Mood Disorders: To Label or Not to Label

Recently, I have been asked by several parents how it is they can talk to their child about bipolar disorder. This is a challenging subject because of the fear of labeling a child and therefore limiting or making him or her the target of discrimination or prejudice.

I want you to think for a minute about the impact it would have on a child who is in a wheelchair, if she was not told she was handicapped. In many ways this is absurd. Firstly, she knows she is in a wheelchair. It is obvious to her and it is obvious to everyone else.

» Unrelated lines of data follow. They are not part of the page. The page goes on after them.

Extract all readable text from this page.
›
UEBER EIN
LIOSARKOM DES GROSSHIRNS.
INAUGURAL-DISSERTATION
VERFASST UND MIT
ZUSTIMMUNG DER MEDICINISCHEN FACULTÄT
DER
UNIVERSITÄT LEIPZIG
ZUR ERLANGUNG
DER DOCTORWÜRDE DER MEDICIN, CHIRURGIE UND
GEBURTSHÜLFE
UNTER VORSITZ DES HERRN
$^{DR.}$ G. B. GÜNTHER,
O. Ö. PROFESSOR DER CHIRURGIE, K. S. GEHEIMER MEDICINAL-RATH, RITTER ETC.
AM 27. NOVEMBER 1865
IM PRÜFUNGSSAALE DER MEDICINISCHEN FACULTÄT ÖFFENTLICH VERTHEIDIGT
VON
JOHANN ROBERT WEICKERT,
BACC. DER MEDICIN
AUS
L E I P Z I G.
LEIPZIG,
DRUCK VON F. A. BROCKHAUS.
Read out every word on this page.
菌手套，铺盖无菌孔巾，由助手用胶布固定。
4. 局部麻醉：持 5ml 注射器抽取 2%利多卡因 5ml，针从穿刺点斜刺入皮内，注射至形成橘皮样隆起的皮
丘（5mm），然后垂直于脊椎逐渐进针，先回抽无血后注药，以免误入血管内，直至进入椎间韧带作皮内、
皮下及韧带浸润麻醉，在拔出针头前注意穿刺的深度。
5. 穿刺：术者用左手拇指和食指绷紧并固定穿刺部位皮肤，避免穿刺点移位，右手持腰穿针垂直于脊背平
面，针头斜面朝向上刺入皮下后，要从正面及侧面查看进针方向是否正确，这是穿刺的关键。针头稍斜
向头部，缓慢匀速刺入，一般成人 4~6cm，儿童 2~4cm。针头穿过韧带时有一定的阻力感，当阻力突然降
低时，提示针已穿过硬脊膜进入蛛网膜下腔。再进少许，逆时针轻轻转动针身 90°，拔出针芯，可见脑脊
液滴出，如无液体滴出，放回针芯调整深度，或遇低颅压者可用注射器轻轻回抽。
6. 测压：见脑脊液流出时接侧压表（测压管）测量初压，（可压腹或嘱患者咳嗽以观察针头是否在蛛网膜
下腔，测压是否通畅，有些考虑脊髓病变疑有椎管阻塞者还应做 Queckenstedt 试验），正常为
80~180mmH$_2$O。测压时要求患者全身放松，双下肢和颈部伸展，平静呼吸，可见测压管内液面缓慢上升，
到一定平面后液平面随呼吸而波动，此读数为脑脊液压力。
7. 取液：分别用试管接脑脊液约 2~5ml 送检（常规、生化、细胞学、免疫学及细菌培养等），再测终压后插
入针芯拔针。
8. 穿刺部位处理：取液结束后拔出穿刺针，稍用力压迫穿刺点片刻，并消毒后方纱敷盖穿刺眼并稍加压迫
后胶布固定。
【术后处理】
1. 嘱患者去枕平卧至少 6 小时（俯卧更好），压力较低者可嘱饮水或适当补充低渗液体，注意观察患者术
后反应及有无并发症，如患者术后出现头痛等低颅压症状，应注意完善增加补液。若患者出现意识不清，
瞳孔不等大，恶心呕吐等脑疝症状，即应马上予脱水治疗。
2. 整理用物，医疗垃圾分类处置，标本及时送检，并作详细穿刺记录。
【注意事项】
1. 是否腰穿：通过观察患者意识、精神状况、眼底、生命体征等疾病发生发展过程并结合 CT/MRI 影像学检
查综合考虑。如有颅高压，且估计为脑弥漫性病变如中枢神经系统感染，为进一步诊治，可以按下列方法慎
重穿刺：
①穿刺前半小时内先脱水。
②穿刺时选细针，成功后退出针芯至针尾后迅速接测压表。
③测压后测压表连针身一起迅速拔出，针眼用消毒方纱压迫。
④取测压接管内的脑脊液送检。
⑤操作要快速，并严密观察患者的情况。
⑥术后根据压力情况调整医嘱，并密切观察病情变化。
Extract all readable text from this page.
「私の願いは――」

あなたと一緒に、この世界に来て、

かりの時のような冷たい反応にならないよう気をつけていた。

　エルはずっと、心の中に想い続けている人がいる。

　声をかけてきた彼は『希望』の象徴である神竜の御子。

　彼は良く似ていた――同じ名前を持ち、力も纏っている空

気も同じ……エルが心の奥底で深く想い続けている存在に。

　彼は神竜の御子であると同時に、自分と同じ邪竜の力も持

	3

Secondly, what is the message you are giving her? That she is different and should be ashamed? No one would ever dare think of shaming a child in a wheelchair. That would be cruel. But why do we do it with our kids who have depression, anxiety , or bipolar disorder? Often, because we want to protect them from the stigma society places on them. Stigmas have to be fought by educating the public. Knowledge is the only thing that combats ignorance.

Kids with mood disorders need to understand that much of their struggle is a result of chemistry, and that they are not just bad kids.

What To Tell Them

I like to teach my kids that they have challenges in life because they feel their emotions too intensely. This is a result of the way the chemicals in their brain function. It seems they may have too much or too little of some of those chemicals. Other parts of their brain are different and make some things harder for them, but other things easier.

They will have to work twice as hard as other kids to be successful in some areas, such as school and social situations. They are capable of being successful in most areas with hard work.

Older kids can decide on their own if they want a more specific label, and some of them thrive once they understand their illness.

I also teach them, and I find this to be true, that along with the struggles they have comes incredible talent and sensitivity. I share the list of amazingly talented people who were diagnosed with bipolar disorder.

Incredibly Famous and Talented People Struggle with Mental Illness

Bipolar Disorder

Kurt Cobain

Ben Stiller

Tim Burton

Catherine Zeta Jones

Florence Nightingale

Vincent Van Gogh

Axl Rose

Virginia Woolf

Amy Winehouse

Jackson Pollock

Edgar Allen Poe

Edvard Munch ( "The Scream" )

Jim Carey


Ludwig Von Beethoven

Jimi Hendrix




Winston Churchill

Peter Gabriel

Abraham Lincoln Theodore Roosevelt




Don't Limit Them

I believe the children I work with have the capacity to do incredible and great things in the world if we stop treating them as if they are less than everyone else. Look at the list of famous people above? They did great things, but also struggled with depression and bipolar disorder.